= Hotspur Resorts =

Hotspur Resorts is a wholly owned US subsidiary of Canada's Larco Hospitality (LH). Larco Hospitality was formed in 1998 to manage a hotel portfolio owned by Larco Investments Ltd., and two additional hotels owned by other investment groups. The Vancouver Airport Marriott, Larco Hospitality's first JW Marriott Resort property, opened in June 1998.

== History ==
- In June 1999, LH opened the first ever franchise hotel in Canada for Hilton Hotels Corporation, the Hilton Vancouver Airport. Also In 1999, Larco acquired the SkyDome Hotel in Toronto and LH now operates it as the Renaissance Toronto Hotel at SkyDome.
- The 548 room JW Marriott Resort in Las Vegas was purchased by Hotspur Nevada Resorts in November 2001. Larco's US subsidiary began providing management consulting and advisory services in December 2001.
- The company is working on re-opening the Renaissance Toronto Airport Hotel, and is now the Sheraton Toronto Airport.

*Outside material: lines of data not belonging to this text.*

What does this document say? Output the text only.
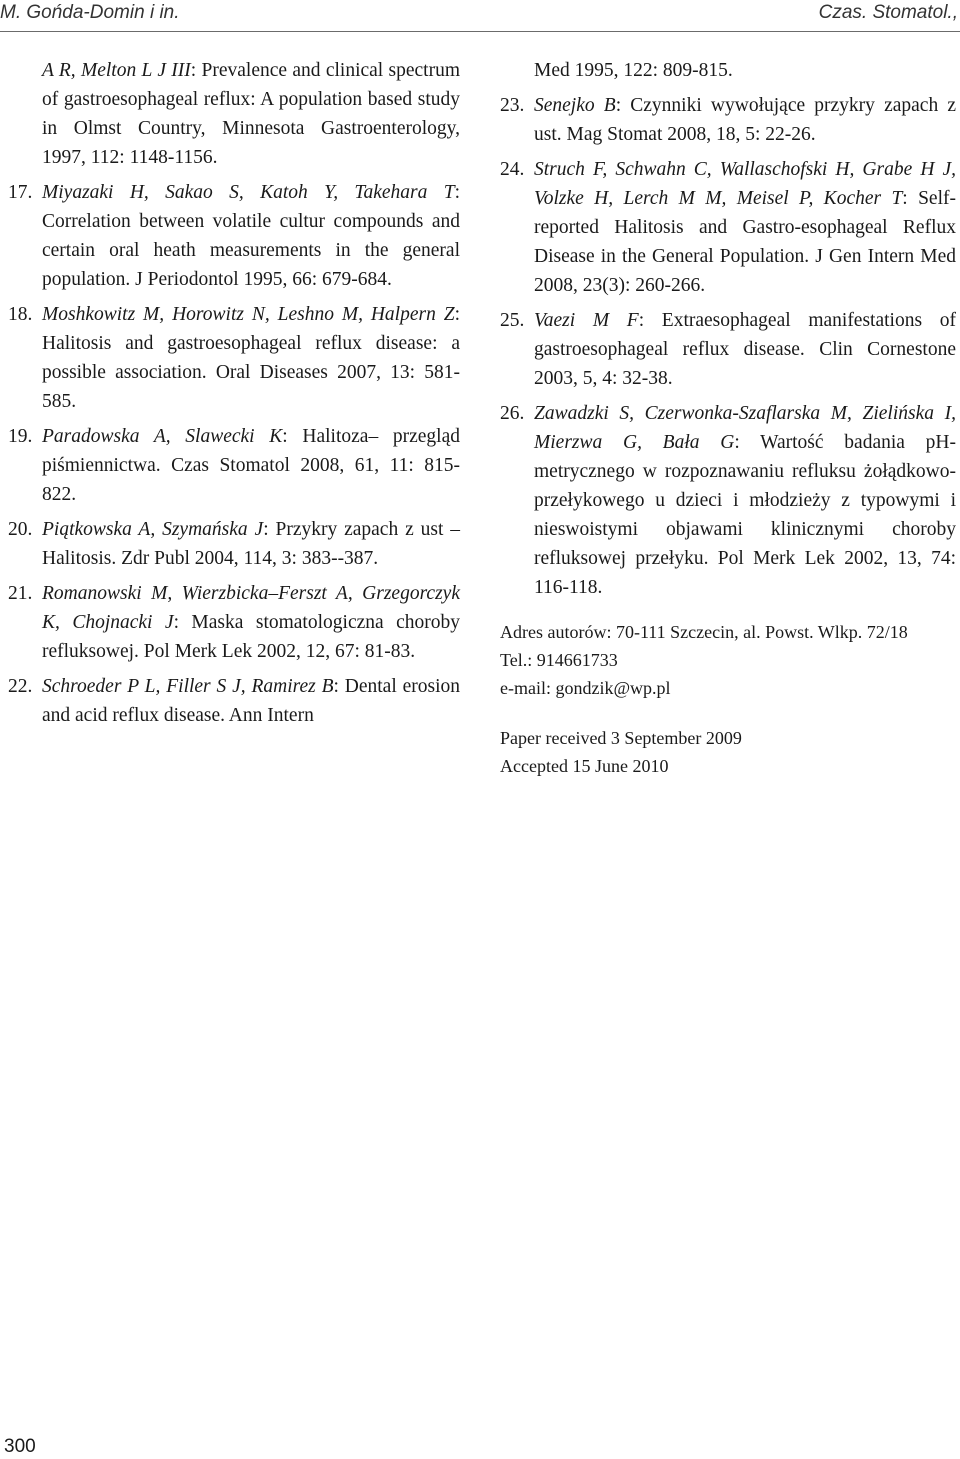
M. Gońda-Domin i in.	Czas. Stomatol.,
A R, Melton L J III: Prevalence and clinical spectrum of gastroesophageal reflux: A population based study in Olmst Country, Minnesota Gastroenterology, 1997, 112: 1148-1156.
17. Miyazaki H, Sakao S, Katoh Y, Takehara T: Correlation between volatile cultur compounds and certain oral heath measurements in the general population. J Periodontol 1995, 66: 679-684.
18. Moshkowitz M, Horowitz N, Leshno M, Halpern Z: Halitosis and gastroesophageal reflux disease: a possible association. Oral Diseases 2007, 13: 581-585.
19. Paradowska A, Slawecki K: Halitoza– przegląd piśmiennictwa. Czas Stomatol 2008, 61, 11: 815-822.
20. Piątkowska A, Szymańska J: Przykry zapach z ust – Halitosis. Zdr Publ 2004, 114, 3: 383--387.
21. Romanowski M, Wierzbicka–Ferszt A, Grzegorczyk K, Chojnacki J: Maska stomatologiczna choroby refluksowej. Pol Merk Lek 2002, 12, 67: 81-83.
22. Schroeder P L, Filler S J, Ramirez B: Dental erosion and acid reflux disease. Ann Intern
Med 1995, 122: 809-815.
23. Senejko B: Czynniki wywołujące przykry zapach z ust. Mag Stomat 2008, 18, 5: 22-26.
24. Struch F, Schwahn C, Wallaschofski H, Grabe H J, Volzke H, Lerch M M, Meisel P, Kocher T: Self-reported Halitosis and Gastro-esophageal Reflux Disease in the General Population. J Gen Intern Med 2008, 23(3): 260-266.
25. Vaezi M F: Extraesophageal manifestations of gastroesophageal reflux disease. Clin Cornestone 2003, 5, 4: 32-38.
26. Zawadzki S, Czerwonka-Szaflarska M, Zielińska I, Mierzwa G, Bała G: Wartość badania pH-metrycznego w rozpoznawaniu refluksu żołądkowo-przełykowego u dzieci i młodzieży z typowymi i nieswoistymi objawami klinicznymi choroby refluksowej przełyku. Pol Merk Lek 2002, 13, 74: 116-118.
Adres autorów: 70-111 Szczecin, al. Powst. Wlkp. 72/18
Tel.: 914661733
e-mail: gondzik@wp.pl
Paper received 3 September 2009
Accepted 15 June 2010
300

- The Toronto Marriott Bloor Yorkville is another hotel under Larco Hospitality.
- Larco Hospitality was involved in a precedent setting lawsuit surrounding labor law jurisdiction due to the termination of a Canadian Employee in America.
- Larco Hospitality is the largest full-service Franchise Hotel Management Company in Canada for Marriott International.